Je ne répondis rien, et lançai un coup d'oeil inquiet au chien. Elle semblait entièrement satisfaite d'elle-même, comme si me prendre de haut était la chose la plus naturelle au monde. Si elle savait que le papier qu'elle avait glissé dans ma poche était arrivé à destination, elle devait être en capacité de découvrir le subterfuge d'Hauru. A moins que le sorcier disposât de pouvoir plus puissants qu'il ne me l'avait affirmé le matin-même. Je priai intérieurement pour qu'il ait fait preuve d'une modestie inattendue, même si je le soupçonnais d'en être fondamentalement incapable.

- A propos, continua la Sorcière comme si elle bavassait dans un salon mondain, comment va-t-il, ce cher garçon ?

Elle ne semblait pas réellement vouloir prendre de ses nouvelles. Je détestai immédiatement le ton qu'elle employait pour parler de lui : supérieur, méprisant, et possessif. Comme s'il s'agissait de sa propriété.

- Ce cher garçon (je pris un malin plaisir à employer ses propres termes) tremble de peur.

Délibérément, j'adoptai une attitude détachée. Il ne fallait pas que je laisse paraître mon trouble. Et puis, qu'avais-je à craindre ? La Sorcière m'avait déjà transformée en vieille femme. Je ne représentais aucun intérêt à ses yeux.

- Et moi, continuai-je, pour gagner ma vie j'ai changé d'emploi : je suis femme de ménage.

La Sorcière des Landes ricana avec dédain.

- Comme c'est amusant !

Pas contre, il était primordiale qu'elle ignore la raison de ma venue. Elle savait parfaitement que je n'étais pas la mère d'Hauru mais une pauvre chapelière de province. Et la Sorcière des Landes, je l'avais compris au le moment où je l'avais vue, ne perdrait jamais la moindre occasion de faire payer à Hauru l'affront de sa fuite.

- Peut-on savoir quel mauvais vent t'emmène jusqu'au palais du roi ?

Je réfléchis à toute vitesse.

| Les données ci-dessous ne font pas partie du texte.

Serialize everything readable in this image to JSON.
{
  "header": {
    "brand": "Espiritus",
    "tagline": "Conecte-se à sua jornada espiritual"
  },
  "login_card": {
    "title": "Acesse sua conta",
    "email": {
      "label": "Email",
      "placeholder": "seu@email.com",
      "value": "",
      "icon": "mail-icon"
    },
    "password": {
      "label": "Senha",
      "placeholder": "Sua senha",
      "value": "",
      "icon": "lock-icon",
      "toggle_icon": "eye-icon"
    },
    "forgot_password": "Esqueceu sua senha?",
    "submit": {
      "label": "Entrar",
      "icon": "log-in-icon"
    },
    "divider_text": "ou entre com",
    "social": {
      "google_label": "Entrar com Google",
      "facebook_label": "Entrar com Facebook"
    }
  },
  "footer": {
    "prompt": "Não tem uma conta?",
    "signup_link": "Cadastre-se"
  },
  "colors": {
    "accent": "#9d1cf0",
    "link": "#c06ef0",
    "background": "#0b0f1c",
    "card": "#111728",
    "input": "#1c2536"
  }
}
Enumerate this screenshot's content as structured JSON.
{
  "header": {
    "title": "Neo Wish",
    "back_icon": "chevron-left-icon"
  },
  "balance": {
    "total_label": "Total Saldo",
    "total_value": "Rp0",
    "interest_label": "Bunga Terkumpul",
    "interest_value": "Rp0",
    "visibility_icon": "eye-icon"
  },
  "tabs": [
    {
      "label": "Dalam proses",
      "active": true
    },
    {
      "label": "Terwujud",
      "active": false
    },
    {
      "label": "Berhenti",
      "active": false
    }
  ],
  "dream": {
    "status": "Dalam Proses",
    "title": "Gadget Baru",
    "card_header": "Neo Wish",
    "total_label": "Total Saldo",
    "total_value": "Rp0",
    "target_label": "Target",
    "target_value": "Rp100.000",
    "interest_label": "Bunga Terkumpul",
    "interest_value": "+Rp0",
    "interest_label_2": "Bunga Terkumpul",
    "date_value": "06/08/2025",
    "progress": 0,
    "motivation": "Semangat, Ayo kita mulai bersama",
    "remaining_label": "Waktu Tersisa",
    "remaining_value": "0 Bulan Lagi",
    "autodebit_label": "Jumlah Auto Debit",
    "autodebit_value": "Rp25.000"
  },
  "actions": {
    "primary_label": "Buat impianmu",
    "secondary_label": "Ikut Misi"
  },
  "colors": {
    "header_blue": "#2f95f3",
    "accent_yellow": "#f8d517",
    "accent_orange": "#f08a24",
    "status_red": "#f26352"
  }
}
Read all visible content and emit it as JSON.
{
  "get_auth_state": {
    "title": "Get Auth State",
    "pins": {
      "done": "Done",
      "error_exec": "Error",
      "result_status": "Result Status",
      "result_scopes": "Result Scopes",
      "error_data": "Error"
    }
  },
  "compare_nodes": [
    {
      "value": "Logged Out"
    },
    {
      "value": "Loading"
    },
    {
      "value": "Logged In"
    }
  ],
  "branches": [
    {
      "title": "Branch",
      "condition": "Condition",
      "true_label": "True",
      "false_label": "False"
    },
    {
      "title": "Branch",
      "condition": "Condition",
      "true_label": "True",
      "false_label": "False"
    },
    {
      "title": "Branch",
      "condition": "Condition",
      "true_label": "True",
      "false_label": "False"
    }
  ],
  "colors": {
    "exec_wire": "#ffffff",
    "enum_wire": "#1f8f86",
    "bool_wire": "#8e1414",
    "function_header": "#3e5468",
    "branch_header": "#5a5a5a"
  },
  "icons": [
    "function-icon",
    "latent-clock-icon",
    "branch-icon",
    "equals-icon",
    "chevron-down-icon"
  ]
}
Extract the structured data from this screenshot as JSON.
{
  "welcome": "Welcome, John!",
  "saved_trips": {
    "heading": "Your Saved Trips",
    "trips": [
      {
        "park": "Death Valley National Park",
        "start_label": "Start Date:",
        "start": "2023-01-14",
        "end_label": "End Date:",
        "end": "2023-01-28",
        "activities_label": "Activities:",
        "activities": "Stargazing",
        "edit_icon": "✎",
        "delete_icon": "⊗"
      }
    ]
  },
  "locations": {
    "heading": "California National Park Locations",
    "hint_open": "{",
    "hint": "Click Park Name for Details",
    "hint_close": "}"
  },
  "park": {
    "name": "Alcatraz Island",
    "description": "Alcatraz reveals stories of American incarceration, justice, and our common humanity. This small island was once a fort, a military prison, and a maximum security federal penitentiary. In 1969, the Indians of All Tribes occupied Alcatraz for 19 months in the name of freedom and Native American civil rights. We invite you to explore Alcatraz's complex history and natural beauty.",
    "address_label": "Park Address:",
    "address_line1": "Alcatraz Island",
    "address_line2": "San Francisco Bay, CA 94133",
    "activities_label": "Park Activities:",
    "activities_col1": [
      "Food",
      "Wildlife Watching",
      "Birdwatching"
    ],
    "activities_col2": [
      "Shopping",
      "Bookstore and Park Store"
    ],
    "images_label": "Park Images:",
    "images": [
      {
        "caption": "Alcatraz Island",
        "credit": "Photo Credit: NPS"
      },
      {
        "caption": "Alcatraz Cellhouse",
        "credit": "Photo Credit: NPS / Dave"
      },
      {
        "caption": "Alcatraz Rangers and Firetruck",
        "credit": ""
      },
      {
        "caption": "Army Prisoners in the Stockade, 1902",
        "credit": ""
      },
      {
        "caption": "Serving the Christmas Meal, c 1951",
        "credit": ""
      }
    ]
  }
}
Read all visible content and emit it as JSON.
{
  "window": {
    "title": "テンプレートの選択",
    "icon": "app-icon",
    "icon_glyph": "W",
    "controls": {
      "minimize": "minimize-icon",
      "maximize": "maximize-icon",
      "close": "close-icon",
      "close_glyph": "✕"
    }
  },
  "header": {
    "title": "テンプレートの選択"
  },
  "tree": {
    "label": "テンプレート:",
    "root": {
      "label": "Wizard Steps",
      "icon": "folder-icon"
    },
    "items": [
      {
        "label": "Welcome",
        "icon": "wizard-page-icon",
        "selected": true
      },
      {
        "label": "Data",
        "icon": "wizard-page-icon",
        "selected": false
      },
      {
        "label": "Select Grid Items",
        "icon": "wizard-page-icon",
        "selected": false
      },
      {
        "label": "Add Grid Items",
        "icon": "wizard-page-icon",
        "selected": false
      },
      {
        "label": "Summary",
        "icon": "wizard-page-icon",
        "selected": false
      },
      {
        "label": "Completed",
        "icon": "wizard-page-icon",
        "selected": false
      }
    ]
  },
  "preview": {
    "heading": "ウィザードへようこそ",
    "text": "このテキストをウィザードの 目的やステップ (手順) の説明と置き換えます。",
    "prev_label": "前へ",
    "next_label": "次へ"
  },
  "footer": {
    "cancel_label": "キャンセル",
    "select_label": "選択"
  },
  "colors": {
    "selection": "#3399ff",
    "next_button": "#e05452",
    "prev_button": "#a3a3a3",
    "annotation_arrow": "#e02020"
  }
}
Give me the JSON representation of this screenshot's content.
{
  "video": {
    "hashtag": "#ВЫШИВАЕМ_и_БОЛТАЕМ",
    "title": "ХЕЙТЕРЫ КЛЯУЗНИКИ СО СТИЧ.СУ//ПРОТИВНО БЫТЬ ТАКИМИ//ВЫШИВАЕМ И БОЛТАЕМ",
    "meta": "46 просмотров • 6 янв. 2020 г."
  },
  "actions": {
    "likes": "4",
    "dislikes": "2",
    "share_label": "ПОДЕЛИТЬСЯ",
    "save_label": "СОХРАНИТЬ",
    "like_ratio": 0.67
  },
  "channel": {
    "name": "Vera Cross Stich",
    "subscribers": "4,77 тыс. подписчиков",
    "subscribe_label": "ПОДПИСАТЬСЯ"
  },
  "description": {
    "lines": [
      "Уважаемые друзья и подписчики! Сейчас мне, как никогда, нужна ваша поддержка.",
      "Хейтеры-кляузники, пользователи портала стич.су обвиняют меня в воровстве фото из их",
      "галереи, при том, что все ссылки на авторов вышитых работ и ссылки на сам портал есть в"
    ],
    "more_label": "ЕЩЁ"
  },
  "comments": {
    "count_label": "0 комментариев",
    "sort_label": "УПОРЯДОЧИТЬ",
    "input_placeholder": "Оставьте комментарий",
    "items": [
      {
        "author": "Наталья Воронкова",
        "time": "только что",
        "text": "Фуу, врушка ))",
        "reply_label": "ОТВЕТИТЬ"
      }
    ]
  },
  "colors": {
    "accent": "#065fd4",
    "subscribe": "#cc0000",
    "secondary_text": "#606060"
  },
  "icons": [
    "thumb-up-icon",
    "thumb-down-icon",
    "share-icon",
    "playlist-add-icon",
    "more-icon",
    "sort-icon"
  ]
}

Peu importait le sort qu'elle me réservait, elle pourrait toujours faire pire. Mais Hauru, lui, devait être placé hors de portée de sa malveillance. Il ne fallait pas qu'elle me soupçonne d'être encore en contact avec lui.

- Je cherche un nouveau travail. J'en ai assez d'être au service de Hauru. Et vous-même ?

J'avais compris très tôt que pour détourner l'attention des gens, il fallait leur parler d'eux-même : personne ne résiste jamais à la passion qu'il se porte.

- Moi, c'est Sa Majesté en personne qui m'a invitée, dit la Sorcière avec un orgueil non-dissimulé. En définitive, cette sombre idiote de Suliman semble avoir besoin de mes pouvoirs.

Mais qui diable était cette fichue madame Suliman ? Qu'avaient-ils tous avec elle ?

- Vous pourriez en profiter pour me délivrer du mauvais sort que vous m'avez jeté ! lançai-je avec agressivité.

Qui ne tente rien n'a rien. La Sorcière ne put retenir un sourire narquois.

- Ça, ma chère, c'est impossible. Moi je jette les sorts, je ne les défait pas. Au revoir !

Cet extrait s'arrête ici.